Gompholobium pinnatum, commonly known as pinnate wedge-pea, is a species of flowering plant in the pea family Fabaceae and is endemic to eastern Australia. It is an ascending or erect shrub with pinnate leaves and yellow flowers with red marks.

==Description==
Gompholobium pinnatum is an ascending to erect, often sprawling shrub that typically grows to a height of 10–40 cm and has thin, more or less glabrous stems. The leaves are pinnate with 15 to 31 narrow linear to narrow elliptic leaflets, 6–12 mm long and 0.5–1.5 mm wide with a minute point on the tip and the edges curved down or rolled under. The flowers are arranged in small groups on the ends of branchlets, each flower on a pedicel 5–10 mm long.

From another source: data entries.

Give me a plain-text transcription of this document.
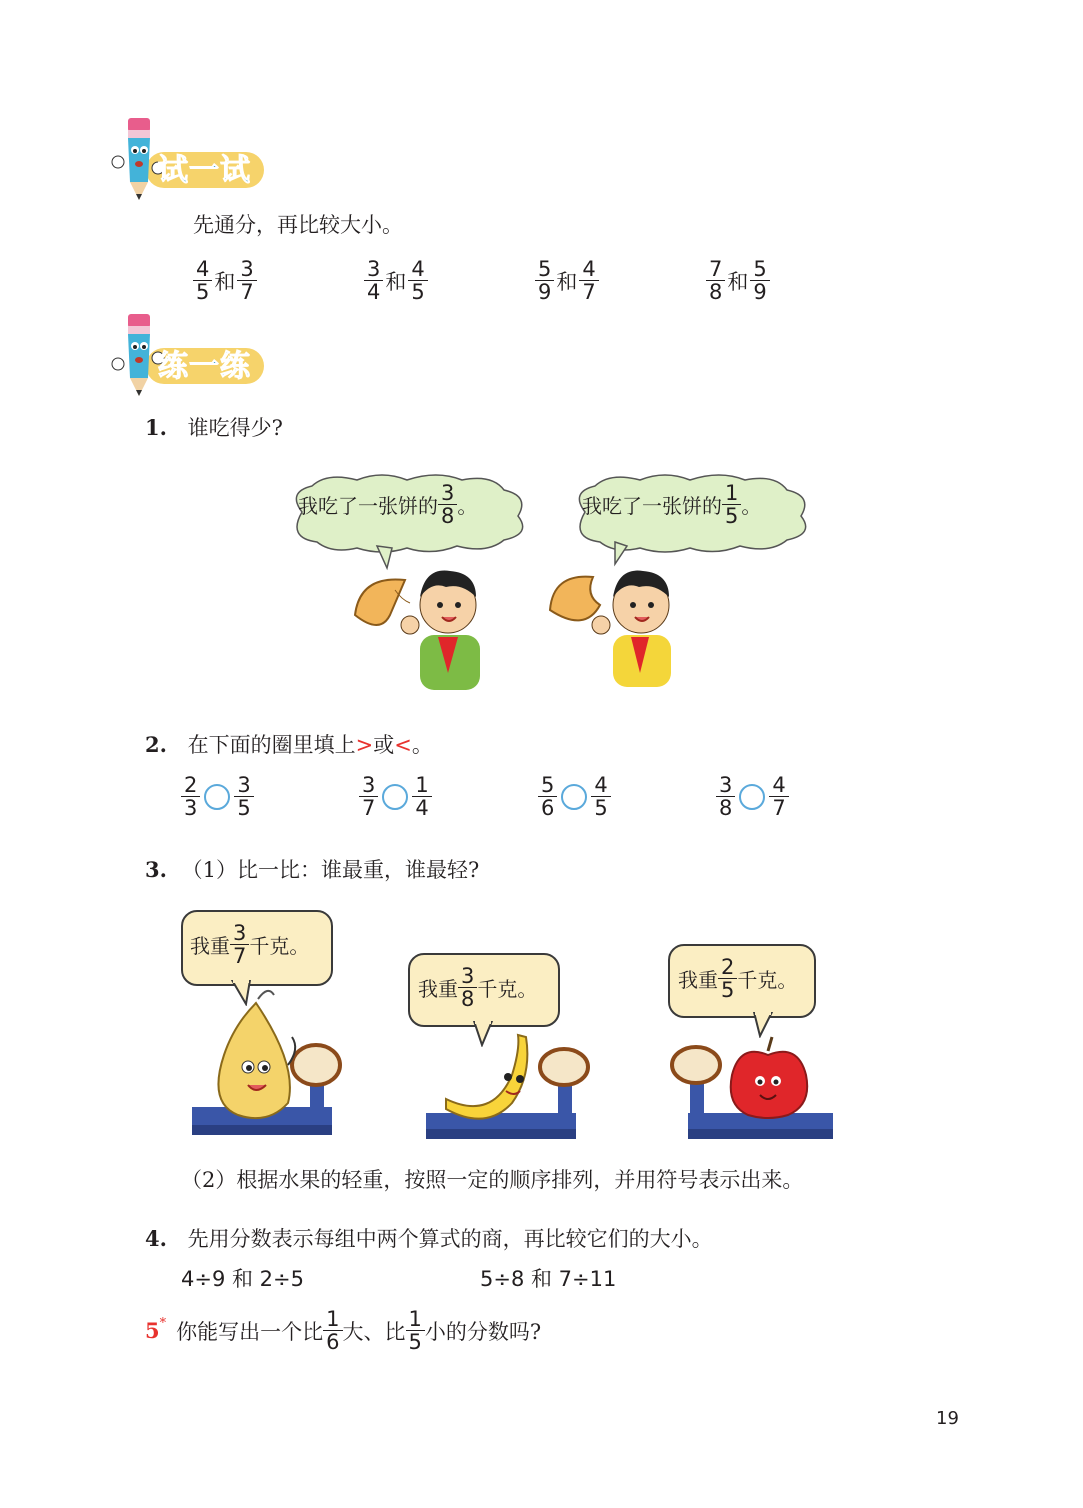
试一试
先通分，再比较大小。
$\frac{4}{5}$ 和 $\frac{3}{7}$	$\frac{3}{4}$ 和 $\frac{4}{5}$	$\frac{5}{9}$ 和 $\frac{4}{7}$	$\frac{7}{8}$ 和 $\frac{5}{9}$
练一练
1. 谁吃得少?
我吃了一张饼的 $\frac{3}{8}$ 。	我吃了一张饼的 $\frac{1}{5}$ 。
2. 在下面的圈里填上>或<。
$\frac{2}{3} \frac{3}{5}$	$\frac{3}{7} \frac{1}{4}$	$\frac{5}{6} \frac{4}{5}$	$\frac{3}{8} \frac{4}{7}$
3. （1）比一比：谁最重，谁最轻?
我重 $\frac{3}{7}$ 千克。
我重 $\frac{3}{8}$ 千克。	我重 $\frac{2}{5}$ 千克。
（2）根据水果的轻重，按照一定的顺序排列，并用符号表示出来。
4. 先用分数表示每组中两个算式的商，再比较它们的大小。
4÷9 和 2÷5	5÷8 和 7÷11
5 * 你能写出一个比 $\frac{1}{6}$ 大、比 $\frac{1}{5}$ 小的分数吗?
19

The sepals are 5–6 mm long, the standard petal yellow with red marks and 6–10 mm long, wings yellow and the keel green. Flowering occurs in spring and summer and the fruit is an oval or spherical pod 6–10 mm long.

==Taxonomy==
Gompholobium pinnatum was first formally described in 1805 by James Edward Smith in Annals of Botany. The specific epithet (pinnatum) refers to the pinnate leaves.

==Distribution and habitat==
Pinnate wedge-pea grows in forest, woodland, heathland and shrubland, often in wet places and is widespread on the coast and nearby ranges of Queensland and New South Wales as far south as Jervis Bay.